Ich würde mir auch wünschen, dass sich die Schule architektonisch ändert. Es sollte verschiedene Arbeitsplätze für kleinere Gruppen geben, nicht diese riesigen jugendlichen Aufbewahrungsräume. Das wäre flexibler, einfacher und man würde mehr Menschen von außen einladen. Es sollte auch mehr kreative Räume, mehr Werkstätten, Kunsträume, Bühnen, Studios, einen Garten, begrünte Wände und Dächer geben. Alles, was wachsen kann, wächst und Tiere sollte es auch geben.

Shahla: Was mir am wichtigsten ist: Ich habe Angst vor den Schularbeiten.
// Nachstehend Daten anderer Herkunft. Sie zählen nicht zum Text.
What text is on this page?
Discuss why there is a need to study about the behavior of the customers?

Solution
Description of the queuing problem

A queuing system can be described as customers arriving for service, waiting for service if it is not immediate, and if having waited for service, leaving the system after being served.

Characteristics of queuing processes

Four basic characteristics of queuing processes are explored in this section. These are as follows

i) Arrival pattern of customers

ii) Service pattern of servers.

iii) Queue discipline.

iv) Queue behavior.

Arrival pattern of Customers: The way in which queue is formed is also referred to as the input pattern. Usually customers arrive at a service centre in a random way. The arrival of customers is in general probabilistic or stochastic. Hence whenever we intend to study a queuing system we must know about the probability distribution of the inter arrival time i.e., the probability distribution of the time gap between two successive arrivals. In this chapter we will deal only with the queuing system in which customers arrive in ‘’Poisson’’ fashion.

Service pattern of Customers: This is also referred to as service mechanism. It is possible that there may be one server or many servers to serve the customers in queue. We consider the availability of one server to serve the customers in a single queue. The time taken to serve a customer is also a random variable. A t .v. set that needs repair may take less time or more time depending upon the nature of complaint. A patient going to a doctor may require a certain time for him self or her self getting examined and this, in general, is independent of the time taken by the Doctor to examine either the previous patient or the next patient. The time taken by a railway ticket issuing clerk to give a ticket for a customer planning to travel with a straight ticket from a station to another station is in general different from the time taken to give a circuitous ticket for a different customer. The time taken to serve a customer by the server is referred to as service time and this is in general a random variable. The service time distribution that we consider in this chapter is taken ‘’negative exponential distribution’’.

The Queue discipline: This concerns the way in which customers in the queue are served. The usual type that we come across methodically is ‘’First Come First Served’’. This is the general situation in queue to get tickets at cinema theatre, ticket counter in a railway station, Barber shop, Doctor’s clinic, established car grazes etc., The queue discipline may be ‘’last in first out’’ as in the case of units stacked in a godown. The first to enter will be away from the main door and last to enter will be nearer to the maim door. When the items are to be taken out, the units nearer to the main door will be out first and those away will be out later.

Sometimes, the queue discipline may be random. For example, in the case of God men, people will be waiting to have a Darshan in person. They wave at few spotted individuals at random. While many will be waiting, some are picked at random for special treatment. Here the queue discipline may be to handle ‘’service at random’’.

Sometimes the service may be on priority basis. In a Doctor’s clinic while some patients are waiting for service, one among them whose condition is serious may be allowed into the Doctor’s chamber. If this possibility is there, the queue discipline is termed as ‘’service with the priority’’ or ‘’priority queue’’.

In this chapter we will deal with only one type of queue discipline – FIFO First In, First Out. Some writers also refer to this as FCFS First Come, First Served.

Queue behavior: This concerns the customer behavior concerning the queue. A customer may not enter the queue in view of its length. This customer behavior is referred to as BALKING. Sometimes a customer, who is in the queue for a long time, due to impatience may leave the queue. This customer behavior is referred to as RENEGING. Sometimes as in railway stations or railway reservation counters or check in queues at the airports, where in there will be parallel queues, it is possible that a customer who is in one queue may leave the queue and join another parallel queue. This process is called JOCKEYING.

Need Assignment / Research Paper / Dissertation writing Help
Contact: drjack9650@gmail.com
Das ist wirklich nicht schön und das will ich ändern. Man könnte zum Beispiel Kinder in Tischgruppen Schularbeiten schreiben lassen. Dann müsste man nicht so Angst haben und man würde es gerne machen und gerne gute Noten schreiben und viel dabei lernen. In meiner Schule der Zukunft würden Schularbeiten Spaß machen.

Anu: Was steckt da für ein Menschenbild dahinter? Dass wir glauben, Kinder lernen nur, wenn sie unter Druck sind, wenn sie Angst haben. Das finde ich einfach krank.

Also muss die Schule letztlich ihr Menschenbild ändern?

Anu: Ja, denn die Schule hat gerade ein extrem negatives Menschenbild, darauf fußt sie. Ein Bild, das besagt, dass junge Menschen nur etwas tun, wenn sie dazu gezwungen werden. Das stelle ich sehr in Frage.